On the heels of a Securities and Exchange Commission enforcement action against an alleged bitcoin-based Ponzi scheme,  New York's top banking regulator has subpoenaed more than 20 virtual currency enterprises, demanding information about their business practices that may be used to develop new regulations.

The subpoenas were authorized by Benjamin Lawsky, superintendent of financial services for New York state's Department of Financial Services. In a memo issued on Monday morning, he detailed his concerns and “instances where the cloak of anonymity provided by virtual currencies has helped support dangerous criminal activity, such as drug smuggling, money laundering, gun running, and child pornography.”

“If virtual currencies remain a virtual Wild West for narcotraffickers and other criminals, that would not only threaten our country's national security, but also the very existence of the virtual currency industry as a legitimate business enterprise,” he wrote, urging enhanced transparency and consumer safeguards.
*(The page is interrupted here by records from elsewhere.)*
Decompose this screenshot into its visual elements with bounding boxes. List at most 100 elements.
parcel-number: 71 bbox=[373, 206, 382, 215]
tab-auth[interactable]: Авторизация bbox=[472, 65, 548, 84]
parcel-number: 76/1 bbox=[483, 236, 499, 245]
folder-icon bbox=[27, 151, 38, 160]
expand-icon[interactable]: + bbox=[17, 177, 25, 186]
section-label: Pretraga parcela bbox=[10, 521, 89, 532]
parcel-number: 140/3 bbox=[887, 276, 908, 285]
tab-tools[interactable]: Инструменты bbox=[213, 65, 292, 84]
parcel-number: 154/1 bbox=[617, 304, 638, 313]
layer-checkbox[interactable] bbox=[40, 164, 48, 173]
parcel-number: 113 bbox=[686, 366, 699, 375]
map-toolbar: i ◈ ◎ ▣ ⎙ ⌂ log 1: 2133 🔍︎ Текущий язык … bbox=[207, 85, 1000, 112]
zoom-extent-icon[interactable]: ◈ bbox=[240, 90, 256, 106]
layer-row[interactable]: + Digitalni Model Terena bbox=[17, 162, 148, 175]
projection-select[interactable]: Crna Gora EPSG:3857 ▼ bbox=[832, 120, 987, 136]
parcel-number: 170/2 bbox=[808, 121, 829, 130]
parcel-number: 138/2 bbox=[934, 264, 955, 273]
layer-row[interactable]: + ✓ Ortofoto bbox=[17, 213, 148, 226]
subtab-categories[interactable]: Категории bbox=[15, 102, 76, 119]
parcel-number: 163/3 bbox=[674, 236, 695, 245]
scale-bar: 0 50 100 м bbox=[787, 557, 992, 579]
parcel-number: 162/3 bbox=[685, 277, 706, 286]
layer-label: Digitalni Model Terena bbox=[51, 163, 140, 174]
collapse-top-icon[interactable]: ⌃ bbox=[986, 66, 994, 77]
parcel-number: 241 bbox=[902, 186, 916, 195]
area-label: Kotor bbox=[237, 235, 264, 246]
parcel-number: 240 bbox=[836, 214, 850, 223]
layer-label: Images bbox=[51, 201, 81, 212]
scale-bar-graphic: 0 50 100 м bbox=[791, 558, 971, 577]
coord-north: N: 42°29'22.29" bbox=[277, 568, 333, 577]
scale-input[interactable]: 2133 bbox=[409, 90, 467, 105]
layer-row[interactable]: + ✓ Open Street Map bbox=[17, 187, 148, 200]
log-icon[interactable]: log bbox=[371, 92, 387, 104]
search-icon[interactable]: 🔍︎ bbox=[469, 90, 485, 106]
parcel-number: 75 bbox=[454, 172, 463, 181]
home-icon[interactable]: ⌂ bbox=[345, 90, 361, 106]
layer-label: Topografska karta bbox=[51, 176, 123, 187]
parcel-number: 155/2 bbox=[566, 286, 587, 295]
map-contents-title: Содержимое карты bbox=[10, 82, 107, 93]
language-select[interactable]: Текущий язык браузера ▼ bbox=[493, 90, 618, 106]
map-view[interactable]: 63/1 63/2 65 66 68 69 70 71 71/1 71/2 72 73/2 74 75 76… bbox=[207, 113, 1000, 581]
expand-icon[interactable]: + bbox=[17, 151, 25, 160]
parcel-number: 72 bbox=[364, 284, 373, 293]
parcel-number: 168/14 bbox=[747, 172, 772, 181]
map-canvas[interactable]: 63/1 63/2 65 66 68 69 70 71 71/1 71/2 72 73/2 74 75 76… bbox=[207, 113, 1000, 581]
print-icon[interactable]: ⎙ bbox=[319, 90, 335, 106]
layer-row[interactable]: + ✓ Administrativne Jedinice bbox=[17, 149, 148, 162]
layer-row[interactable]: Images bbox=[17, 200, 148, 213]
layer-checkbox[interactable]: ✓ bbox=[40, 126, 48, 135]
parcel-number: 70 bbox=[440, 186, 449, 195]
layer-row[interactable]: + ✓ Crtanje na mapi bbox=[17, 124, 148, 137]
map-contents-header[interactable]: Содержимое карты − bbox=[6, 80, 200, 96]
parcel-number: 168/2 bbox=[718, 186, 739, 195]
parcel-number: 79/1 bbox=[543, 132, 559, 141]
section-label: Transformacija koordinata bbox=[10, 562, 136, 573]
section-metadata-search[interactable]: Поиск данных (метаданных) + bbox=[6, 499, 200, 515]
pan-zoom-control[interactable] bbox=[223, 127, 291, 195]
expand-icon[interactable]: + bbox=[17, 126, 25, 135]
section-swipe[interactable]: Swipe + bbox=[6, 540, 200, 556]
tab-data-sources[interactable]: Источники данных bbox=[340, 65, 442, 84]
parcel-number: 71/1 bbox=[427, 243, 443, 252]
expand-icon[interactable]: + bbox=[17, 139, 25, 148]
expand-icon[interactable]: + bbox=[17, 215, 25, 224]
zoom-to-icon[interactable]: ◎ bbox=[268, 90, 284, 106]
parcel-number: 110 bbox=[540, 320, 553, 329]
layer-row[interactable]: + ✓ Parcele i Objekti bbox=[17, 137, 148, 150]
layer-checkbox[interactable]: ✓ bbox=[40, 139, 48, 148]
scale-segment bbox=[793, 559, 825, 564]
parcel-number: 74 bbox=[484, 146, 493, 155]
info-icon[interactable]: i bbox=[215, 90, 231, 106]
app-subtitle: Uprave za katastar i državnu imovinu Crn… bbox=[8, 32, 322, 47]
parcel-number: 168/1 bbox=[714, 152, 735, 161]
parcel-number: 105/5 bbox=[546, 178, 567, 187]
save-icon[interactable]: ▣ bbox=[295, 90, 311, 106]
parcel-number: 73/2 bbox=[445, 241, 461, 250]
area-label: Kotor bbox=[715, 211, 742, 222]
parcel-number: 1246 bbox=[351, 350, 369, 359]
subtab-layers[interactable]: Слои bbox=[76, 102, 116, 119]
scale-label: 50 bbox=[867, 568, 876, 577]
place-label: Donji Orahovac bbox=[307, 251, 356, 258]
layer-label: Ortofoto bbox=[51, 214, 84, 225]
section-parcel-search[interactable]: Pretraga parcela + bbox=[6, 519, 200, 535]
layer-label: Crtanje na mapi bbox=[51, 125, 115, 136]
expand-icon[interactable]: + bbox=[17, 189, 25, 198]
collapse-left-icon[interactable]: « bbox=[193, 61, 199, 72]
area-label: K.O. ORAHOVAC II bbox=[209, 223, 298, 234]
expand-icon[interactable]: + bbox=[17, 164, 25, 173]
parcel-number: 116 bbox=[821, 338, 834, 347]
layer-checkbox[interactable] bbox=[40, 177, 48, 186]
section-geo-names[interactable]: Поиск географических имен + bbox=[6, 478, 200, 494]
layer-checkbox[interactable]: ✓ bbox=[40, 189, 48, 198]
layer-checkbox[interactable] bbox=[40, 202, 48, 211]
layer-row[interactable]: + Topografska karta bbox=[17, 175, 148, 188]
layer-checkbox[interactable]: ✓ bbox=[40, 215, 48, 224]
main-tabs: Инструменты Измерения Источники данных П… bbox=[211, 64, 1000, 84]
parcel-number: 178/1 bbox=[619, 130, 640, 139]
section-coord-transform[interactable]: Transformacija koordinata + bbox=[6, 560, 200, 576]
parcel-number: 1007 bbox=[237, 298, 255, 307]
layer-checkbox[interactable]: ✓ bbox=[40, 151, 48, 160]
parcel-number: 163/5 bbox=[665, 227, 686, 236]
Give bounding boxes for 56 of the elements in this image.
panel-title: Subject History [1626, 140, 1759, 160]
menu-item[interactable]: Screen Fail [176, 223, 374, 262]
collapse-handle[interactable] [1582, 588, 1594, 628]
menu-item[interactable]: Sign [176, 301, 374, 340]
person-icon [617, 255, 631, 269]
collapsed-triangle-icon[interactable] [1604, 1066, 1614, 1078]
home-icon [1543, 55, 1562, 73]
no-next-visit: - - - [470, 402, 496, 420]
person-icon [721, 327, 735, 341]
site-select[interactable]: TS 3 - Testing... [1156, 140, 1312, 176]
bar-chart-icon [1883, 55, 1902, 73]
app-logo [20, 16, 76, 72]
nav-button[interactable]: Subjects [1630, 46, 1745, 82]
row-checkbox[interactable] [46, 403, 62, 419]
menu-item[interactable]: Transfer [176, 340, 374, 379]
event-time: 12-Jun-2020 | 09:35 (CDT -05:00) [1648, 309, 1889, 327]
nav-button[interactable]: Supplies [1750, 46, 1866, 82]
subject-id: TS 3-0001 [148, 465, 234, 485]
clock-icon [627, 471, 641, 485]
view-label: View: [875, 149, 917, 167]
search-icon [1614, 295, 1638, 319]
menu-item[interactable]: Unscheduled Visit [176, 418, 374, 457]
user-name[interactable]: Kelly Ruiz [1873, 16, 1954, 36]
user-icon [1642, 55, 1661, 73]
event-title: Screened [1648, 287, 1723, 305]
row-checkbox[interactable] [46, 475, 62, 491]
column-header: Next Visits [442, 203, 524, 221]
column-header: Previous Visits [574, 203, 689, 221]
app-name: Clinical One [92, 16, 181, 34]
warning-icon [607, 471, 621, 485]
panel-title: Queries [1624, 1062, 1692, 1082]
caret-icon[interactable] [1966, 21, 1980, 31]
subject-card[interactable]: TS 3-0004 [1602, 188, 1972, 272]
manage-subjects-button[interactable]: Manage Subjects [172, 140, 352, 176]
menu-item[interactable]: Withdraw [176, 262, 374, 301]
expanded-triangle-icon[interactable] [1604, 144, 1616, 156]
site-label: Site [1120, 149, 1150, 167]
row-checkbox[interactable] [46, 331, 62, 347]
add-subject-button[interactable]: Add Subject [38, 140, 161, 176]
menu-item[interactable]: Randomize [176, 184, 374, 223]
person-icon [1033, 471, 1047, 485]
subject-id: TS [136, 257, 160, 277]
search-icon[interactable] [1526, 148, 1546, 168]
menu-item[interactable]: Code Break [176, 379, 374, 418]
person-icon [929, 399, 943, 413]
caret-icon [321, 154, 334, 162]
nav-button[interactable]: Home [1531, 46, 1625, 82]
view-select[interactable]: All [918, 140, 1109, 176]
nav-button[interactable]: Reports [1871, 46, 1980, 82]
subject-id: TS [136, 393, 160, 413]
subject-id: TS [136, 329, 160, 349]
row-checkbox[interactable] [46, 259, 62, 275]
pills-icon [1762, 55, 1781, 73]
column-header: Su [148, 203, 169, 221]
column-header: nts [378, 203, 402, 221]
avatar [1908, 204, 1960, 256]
DFS has launched an inquiry into the appropriate regulatory guidelines that it should put in place for virtual currencies, Lawsky wrote. There is concern that virtual currency exchangers may be engaging in money transmission as defined in New York law, which is an activity that is licensed and regulated by DFS. Under current DFS regulations, firms engaging in money transmission are required to post collateral in order to better safeguard customer account funds. They are also required to undergo periodic safety and soundness examinations and comply with applicable anti-money laundering laws.

DFS is considering whether it should issue new regulatory guidelines specific to virtual currencies, rather than simply apply existing money transmission regulations. New guidelines would be “tailored to the unique characteristics of virtual currencies,” Lawsky wrote.

The state's efforts would supplement the growing scrutiny of virtual currency businesses by its federal counterparts. In March, the Treasury Department's Financial Crimes Enforcement Network, which focuses on money laundering and other monetary crimes, issued new guidance for distributing and using virtual currency. It targets “convertible virtual currencies” that either have an equivalent value in real currency or act as a substitute for it.

FinCEN's interpretive guidance seeks to clarify the applicability of Bank Secrecy Act regulations to virtual currencies, defining certain businesses and individuals as money services businesses (MSBs) depending on the nature of their financial activities. MSBs have registration requirements and a range of anti-money laundering, recordkeeping, and reporting responsibilities under FinCEN's regulations.

Those who use virtual currencies exclusively for common, personal transactions, like receiving payments for services or buying goods online, are not affected. However, intermediaries in the transfer of virtual currencies from one person to another person, or to another location, are designated as “money transmitters” that must register as MSBs. The distinction of being a money transmitter triggers additional state registration and regulatory requirements.

In June, a report by the Government Accountability Office suggested that the Internal Revenue Service consider collecting taxes on virtual currencies when they are used as a payment for real world goods and services.